The Theatreguide.London Review
The Habit of Art
Lyttelton Theatre 2009-2010
Alan Bennett's play about W. H. Auden and Benjamin Britten is at heart an assertion that even a warts-and-all portrait of the artist will eventually find the image of the artist and the art triumphing over the warts.
He imagines the poet and the composer, who had collaborated in the 1930s, meeting again in 1972 when Britten comes to Auden for help with his proposed opera of Mann's Death In Venice.
Auden is very supportive, but his encouragement comes in the form of urging Britten to be more adventurous musically and dramatically, which is not exactly what the subdued and cautious composer wants to hear.
The warts, apart from Auden's slovenliness and Britten's prissiness, lie in the fact that both men were homosexuals with life partners but an openness to side dalliances, Auden with rent boys and Britten in mostly chaste romances with choirboys.
The play can't pretend to be shocked by this - indeed, it clearly prefers Auden's openness to Britten's semi-closeted decorum - so it very easily moves past the gossip level to reaffirm respect for the artists who continue to work and to uphold their standards even in the face of waning powers.
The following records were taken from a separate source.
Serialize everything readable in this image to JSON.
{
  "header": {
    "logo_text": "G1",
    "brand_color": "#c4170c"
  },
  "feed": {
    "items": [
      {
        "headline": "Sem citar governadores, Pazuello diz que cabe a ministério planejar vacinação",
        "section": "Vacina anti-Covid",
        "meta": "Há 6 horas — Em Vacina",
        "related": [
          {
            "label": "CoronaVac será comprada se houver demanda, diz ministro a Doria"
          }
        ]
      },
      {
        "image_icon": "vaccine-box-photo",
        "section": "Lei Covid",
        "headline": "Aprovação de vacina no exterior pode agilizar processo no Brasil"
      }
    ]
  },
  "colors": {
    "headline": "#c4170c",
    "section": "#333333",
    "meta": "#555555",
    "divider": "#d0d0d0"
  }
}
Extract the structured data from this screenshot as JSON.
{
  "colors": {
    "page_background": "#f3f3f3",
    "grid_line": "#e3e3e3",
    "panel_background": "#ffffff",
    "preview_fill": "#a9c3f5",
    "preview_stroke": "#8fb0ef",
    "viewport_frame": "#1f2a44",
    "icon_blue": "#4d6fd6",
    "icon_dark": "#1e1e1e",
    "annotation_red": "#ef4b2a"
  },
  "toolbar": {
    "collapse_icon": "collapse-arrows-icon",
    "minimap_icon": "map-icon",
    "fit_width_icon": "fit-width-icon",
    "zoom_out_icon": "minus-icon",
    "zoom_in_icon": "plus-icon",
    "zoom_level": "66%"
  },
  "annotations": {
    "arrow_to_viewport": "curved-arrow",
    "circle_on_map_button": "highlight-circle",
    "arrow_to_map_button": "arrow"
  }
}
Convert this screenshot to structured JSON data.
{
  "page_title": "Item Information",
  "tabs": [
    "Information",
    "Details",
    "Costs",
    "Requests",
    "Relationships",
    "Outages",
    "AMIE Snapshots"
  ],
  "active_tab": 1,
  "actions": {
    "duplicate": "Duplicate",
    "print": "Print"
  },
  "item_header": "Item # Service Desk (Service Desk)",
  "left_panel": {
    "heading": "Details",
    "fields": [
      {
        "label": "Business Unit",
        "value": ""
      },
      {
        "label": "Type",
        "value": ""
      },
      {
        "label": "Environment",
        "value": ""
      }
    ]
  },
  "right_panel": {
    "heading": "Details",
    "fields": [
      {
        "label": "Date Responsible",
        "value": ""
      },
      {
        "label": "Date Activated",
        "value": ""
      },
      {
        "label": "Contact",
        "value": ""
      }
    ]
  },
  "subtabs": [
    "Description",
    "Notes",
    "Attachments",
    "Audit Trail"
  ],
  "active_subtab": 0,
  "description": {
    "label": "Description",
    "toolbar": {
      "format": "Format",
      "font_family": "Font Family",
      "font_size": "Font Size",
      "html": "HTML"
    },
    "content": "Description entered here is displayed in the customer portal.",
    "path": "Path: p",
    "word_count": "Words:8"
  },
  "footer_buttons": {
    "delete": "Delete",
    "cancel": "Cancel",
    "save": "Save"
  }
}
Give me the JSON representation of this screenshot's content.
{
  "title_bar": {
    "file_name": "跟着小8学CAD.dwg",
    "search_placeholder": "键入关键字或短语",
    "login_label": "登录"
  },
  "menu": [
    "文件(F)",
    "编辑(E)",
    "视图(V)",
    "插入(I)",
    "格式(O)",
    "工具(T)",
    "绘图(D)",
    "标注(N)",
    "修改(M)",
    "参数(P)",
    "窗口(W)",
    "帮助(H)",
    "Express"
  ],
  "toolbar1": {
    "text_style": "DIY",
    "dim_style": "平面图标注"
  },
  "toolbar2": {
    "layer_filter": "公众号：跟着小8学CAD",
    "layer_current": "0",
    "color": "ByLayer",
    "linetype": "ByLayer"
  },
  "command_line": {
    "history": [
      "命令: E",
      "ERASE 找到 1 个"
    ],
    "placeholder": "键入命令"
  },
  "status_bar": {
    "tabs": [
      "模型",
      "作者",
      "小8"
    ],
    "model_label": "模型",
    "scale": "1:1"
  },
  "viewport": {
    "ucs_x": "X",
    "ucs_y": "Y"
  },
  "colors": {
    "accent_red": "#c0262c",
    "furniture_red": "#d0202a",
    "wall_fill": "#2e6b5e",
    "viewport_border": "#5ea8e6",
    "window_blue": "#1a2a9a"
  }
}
That's hardly an evening's worth of drama, and in fact most of it is accomplished in one long second-act scene. So Bennett employs the openly awkward device of making his play about a group of actors rehearsing a play about Auden and Britten, the inner play less sympathetic toward the two men.
This allows for some entertaining backstage bitchiness and the sort of theatrical in-jokes that the audience is in on, and provides a role (as stage manager running the rehearsal) for the always welcome Frances de la Tour
But it is essentially filler adding little to the play's theme beyond the implicit extension of its celebration of the artist to include playwrights and actors.
So ultimately the play is rather thin, not offering much illumination of either the two artists or the theme. It is, however, rarely dull, the wit of the playwright and the charm of the actors carrying the evening through its shallow waters.
Richard Griffiths as Auden and the actor playing him and Alex Jennings as Britten and his actor both clearly have a lot of fun with their roles, differentiating between the two faces they wear and savouring Bennett's epigrammatic wit.
But you can't help sensing that both are coasting through the play, neither being stretched by their roles nor bringing much to them beyond their own inestimable charm.
Much the same is true of Frances de la Tour and of Adrian Scarborough as an actor unhappy with his supporting role in the inner play - if you've seen either of them before, well here they are again.
Like the two stars, they're doing nothing new, though like the two stars they do what they do with attractive and entertaining expertise.
So the real reason for seeing The Habit Of Art is that Bennett provides a vehicle for actors you like to do the things you like to watch them do - and that may well be more than enough.